Die eidesstattliche Versicherung der Sekretärin S. legt zudem die Annahme nahe, daß die Büroleiterin G. auch mehrere auf den gleichen Tag notierte Fristen auf einmal zu streichen pflegt, wenn ihr die Sekretärin pauschal mitteilt, die „gesamten Fristen” (des betreffenden Tages) seien erledigt.
bb) Eine solche Übung ist mit den Anforderungen an eine ordnungsgemäße Ausgangskontrolle auch dann nicht zu vereinbaren, wenn eine allgemeine Anweisung besteht, der Büroleiterin G. gegenüber eine Fristsache im Falle der Übermittlung per Telefax nur dann als „mit Sicherheit erledigt” zu bezeichnen, wenn die jeweilige Sekretärin das Sendeprotokoll zuvor hinreichend überprüft hat.

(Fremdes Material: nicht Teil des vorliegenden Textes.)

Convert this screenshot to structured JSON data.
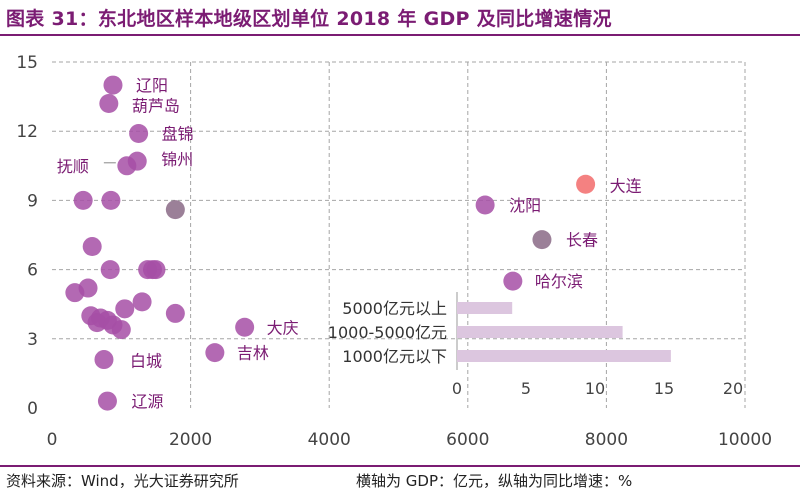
{
  "title": "图表 31：东北地区样本地级区划单位 2018 年 GDP 及同比增速情况",
  "footer": {
    "source": "资料来源：Wind，光大证券研究所",
    "axis_note": "横轴为 GDP：亿元，纵轴为同比增速：%"
  },
  "colors": {
    "accent": "#7b1c73",
    "point": "#a64fa6",
    "highlight_red": "#f26b6b",
    "highlight_gray": "#8a6a86",
    "inset_bar": "#dcc6df",
    "grid": "#a6a6a6",
    "tick_text": "#444444",
    "label_text": "#7b1c73"
  },
  "chart_data": [
    {
      "type": "scatter",
      "title": "",
      "xlabel": "",
      "ylabel": "",
      "xlim": [
        0,
        10000
      ],
      "ylim": [
        0,
        15
      ],
      "xticks": [
        0,
        2000,
        4000,
        6000,
        8000,
        10000
      ],
      "yticks": [
        0,
        3,
        6,
        9,
        12,
        15
      ],
      "grid": true,
      "points": [
        {
          "x": 880,
          "y": 14.0,
          "label": "辽阳"
        },
        {
          "x": 820,
          "y": 13.2,
          "label": "葫芦岛"
        },
        {
          "x": 1250,
          "y": 11.9,
          "label": "盘锦"
        },
        {
          "x": 1230,
          "y": 10.7,
          "label": "锦州"
        },
        {
          "x": 1080,
          "y": 10.5,
          "label": "抚顺"
        },
        {
          "x": 1780,
          "y": 8.6,
          "color": "gray"
        },
        {
          "x": 450,
          "y": 9.0
        },
        {
          "x": 850,
          "y": 9.0
        },
        {
          "x": 580,
          "y": 7.0
        },
        {
          "x": 840,
          "y": 6.0
        },
        {
          "x": 1380,
          "y": 6.0
        },
        {
          "x": 1450,
          "y": 6.0
        },
        {
          "x": 1500,
          "y": 6.0
        },
        {
          "x": 520,
          "y": 5.2
        },
        {
          "x": 330,
          "y": 5.0
        },
        {
          "x": 1300,
          "y": 4.6
        },
        {
          "x": 1050,
          "y": 4.3
        },
        {
          "x": 1780,
          "y": 4.1
        },
        {
          "x": 560,
          "y": 4.0
        },
        {
          "x": 700,
          "y": 3.9
        },
        {
          "x": 800,
          "y": 3.8
        },
        {
          "x": 650,
          "y": 3.7
        },
        {
          "x": 880,
          "y": 3.6
        },
        {
          "x": 1000,
          "y": 3.4
        },
        {
          "x": 2780,
          "y": 3.5,
          "label": "大庆"
        },
        {
          "x": 2350,
          "y": 2.4,
          "label": "吉林"
        },
        {
          "x": 750,
          "y": 2.1,
          "label": "白城"
        },
        {
          "x": 800,
          "y": 0.3,
          "label": "辽源"
        },
        {
          "x": 6250,
          "y": 8.8,
          "label": "沈阳"
        },
        {
          "x": 7700,
          "y": 9.7,
          "label": "大连",
          "color": "red"
        },
        {
          "x": 7070,
          "y": 7.3,
          "label": "长春",
          "color": "gray"
        },
        {
          "x": 6650,
          "y": 5.5,
          "label": "哈尔滨"
        }
      ]
    },
    {
      "type": "bar",
      "orientation": "horizontal",
      "categories": [
        "5000亿元以上",
        "1000-5000亿元",
        "1000亿元以下"
      ],
      "values": [
        4,
        12,
        15.5
      ],
      "xlim": [
        0,
        20
      ],
      "xticks": [
        0,
        5,
        10,
        15,
        20
      ]
    }
  ]
}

Eine Frist darf nur gestrichen werden, wenn die fristwahrende Maßnahme durchgeführt ist, also sichergestellt ist, daß ein fristwahrender Schriftsatz rechtzeitig hinausgeht. Bei einer nicht am Sitz des Berufungsgerichts ansässigen Kanzlei genügt es daher nicht, wenn eine am letzten Tag der Frist gefertigte Berufungsschrift postfertig gemacht worden ist, weil weder die Aufgabe zur Post noch der Einwurf beim örtlichen Gericht geeignet wäre, die Frist zu wahren. Vom Ausnahmefall der Beförderung zum auswärtigen Gericht durch Boten abgesehen, ist in einem solchen Fall nur die Übermittlung durch Telefax zur Fristwahrung geeignet. Es ist daher bereits fraglich, ob es den Anforderungen an eine wirksame Ausgangskontrolle genügt, wenn eine Frist zur Einlegung der Berufung bereits auf die bloße Mitteilung hin gelöscht wird, sie sei „mit Sicherheit erledigt”, ohne daß die Fristenbuchführerin sich durch entsprechende Rückfrage vergewissert, daß die in diesem Fall zur Fristwahrung erforderliche besondere Art der Übermittlung tatsächlich gewählt wurde.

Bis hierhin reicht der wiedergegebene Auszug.